In my collage work, I’ve been thinking a lot about how collage as a medium can enact the type of world that I’m dreaming toward. I remember working on a poetry/collage/sculpture thing back in 2016 just before and after the election. In that project, I was specifically exploring the connections between the xenophobic language of the trump machine and the types of language used in the world of immunology. In both, there is assumption of a body [think nation] that is at constant threat of infection [think immigration] and that seeks to protect itself through maintenance of barriers [think borders] and vigilant surveillance [think border patrol, think police]. Four years later, in the lead-up to a mid-pandemic election with nationalist, law-and-order rhetoric at full volume, I’ve been reflecting on that project. I’m convinced there’s something to learn from collage, whose primary charge [and potential] stems from the juxtaposition of difference. 

SR: What are your upcoming projects?

RG: On the translation front, I recently finished working on a series of political performance poems by Elena Salamanca called Landsmoder, and I am now in the process of trying to publish the full manuscript. Some individual poems are available here and here. I also finished working with Claudina Domingo on her sprawling collection of poems centered on Mexico City called Tránsito [Transit]. I am similarly in the process of submitting the full manuscript to publishers. A selection of the poems are available here, here, and here. In terms of translation projects in progress, I’m working on a book of poems called El Nuevo Mundo I [The New World I] by Yaxkin Melchy, which is the first of five full-length collections that comprise his decade-in-the-making poetic project EL NUEVO MUNDO [THE NEW WORLD]. The first translations from The New World I will be coming out in the next issue of ANMLY. I am also working on translating a book of poems called GAME[R] OVER by Giancarlo Huapaya which explores the nexus of late capitalism, digitality, and USA-brand racism, xenophobia, and exoticization. The first set of translations will be coming out in issue 17 of Tripwire.

On the collage front, I’m working on a digitally-mediated poetic project called SPACE ROCK. Broadly speaking, it’s an exploration of “faithstuff” that includes contributions from nearly 30 friends and loved ones.

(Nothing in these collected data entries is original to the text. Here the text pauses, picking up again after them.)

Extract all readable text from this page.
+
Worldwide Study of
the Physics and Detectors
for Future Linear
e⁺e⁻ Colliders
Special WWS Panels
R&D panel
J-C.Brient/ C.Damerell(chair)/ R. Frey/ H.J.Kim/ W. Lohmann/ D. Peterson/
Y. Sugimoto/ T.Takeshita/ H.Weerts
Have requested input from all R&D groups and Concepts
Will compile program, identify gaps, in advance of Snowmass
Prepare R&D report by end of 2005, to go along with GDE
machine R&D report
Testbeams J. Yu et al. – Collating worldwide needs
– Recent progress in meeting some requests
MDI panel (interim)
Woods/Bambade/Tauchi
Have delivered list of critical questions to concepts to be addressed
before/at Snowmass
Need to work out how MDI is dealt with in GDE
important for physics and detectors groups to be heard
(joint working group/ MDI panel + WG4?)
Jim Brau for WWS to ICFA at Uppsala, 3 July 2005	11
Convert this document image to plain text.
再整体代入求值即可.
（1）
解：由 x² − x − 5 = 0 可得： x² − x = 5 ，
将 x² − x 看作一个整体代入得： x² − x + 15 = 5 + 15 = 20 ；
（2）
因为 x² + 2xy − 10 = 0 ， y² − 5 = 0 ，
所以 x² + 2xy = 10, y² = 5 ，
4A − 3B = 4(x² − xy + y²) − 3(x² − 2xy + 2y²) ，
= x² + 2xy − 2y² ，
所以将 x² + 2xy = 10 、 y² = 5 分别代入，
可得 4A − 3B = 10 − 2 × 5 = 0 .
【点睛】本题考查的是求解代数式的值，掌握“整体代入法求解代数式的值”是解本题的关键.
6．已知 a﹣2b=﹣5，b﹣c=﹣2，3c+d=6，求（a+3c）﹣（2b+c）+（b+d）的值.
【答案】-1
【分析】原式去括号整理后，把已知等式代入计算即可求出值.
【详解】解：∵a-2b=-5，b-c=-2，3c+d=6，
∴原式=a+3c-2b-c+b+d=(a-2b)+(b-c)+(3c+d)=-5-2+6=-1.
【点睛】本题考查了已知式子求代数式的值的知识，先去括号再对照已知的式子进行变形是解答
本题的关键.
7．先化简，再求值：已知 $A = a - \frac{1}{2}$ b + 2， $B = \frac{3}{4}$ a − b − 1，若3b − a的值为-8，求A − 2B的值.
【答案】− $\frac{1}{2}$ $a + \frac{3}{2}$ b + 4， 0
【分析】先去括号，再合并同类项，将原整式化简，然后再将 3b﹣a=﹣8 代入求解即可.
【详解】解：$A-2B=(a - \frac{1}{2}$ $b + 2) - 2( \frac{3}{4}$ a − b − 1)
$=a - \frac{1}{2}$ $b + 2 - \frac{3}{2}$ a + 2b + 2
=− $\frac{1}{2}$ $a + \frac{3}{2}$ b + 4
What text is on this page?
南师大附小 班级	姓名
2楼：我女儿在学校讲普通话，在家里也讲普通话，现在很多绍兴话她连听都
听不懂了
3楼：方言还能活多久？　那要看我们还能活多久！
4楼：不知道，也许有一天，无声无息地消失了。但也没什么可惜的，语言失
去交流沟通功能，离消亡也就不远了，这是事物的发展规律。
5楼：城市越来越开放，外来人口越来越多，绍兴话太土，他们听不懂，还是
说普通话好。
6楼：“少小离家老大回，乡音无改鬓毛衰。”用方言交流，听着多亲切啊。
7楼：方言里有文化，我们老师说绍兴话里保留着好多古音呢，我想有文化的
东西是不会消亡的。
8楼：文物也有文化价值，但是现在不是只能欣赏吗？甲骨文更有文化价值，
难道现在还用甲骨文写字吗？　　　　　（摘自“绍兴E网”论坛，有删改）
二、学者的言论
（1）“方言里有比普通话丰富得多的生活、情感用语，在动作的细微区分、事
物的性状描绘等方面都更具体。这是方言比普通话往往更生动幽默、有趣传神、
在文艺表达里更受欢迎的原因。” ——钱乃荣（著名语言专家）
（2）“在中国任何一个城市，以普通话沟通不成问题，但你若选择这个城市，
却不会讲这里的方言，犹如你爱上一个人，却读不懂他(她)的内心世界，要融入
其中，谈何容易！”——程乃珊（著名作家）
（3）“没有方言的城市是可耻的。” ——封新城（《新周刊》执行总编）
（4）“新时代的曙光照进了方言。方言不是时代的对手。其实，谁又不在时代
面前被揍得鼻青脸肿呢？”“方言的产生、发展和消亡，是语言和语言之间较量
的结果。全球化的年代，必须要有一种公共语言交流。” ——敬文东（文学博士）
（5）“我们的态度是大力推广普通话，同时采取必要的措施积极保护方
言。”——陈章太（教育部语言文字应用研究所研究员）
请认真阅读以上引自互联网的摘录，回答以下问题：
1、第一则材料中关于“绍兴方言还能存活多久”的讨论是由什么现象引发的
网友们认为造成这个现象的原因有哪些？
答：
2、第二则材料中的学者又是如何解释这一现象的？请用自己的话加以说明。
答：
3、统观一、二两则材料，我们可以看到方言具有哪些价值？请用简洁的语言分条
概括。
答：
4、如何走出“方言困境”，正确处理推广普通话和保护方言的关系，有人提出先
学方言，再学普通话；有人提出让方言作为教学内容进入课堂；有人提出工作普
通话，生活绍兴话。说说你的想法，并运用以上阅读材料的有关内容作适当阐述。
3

Several portions of the text will be a mixing and mashing of the various things people have sent me. In this way, the project is rooted in a spirit of textual collage. Additionally, I am going to be creating several digital collages [visual] that will be incorporated into the online interface for the project. SPACE ROCK is a bit of a slow-burner, so I’m sure to be working on it for a while ☺

Lastly, as I mentioned earlier, I do a lot of bookmaking. I’m currently working on several projects with friends around the Valley. I’m working on a small comic with a 8-year-old friend named Keenan. I’m working on helping to publish my friend Sean Avery’s forthcoming audio/textual poetry/essay collection called 808s & Otherworlds. I’m collaborating with my friend Raji Ganesan to make a book object for a series of rituals/meditations she’s getting ready to share. I am working with my friend Shaunté Glover to publish a collection of Instagram collage poems called A Series of Journal Entries Disguised as Poetry: Written by a Lesbian. I have also been collaborating with my friend June Powers to publish her first three chapbooks of poetry. We are getting ready to launch all three very soon! Lastly, I’m finishing up a print run of a project called 4M Books: Vol. 1 that is a bilingual, bidirectional, four-in-one book featuring four local authors writing in English and Spanish.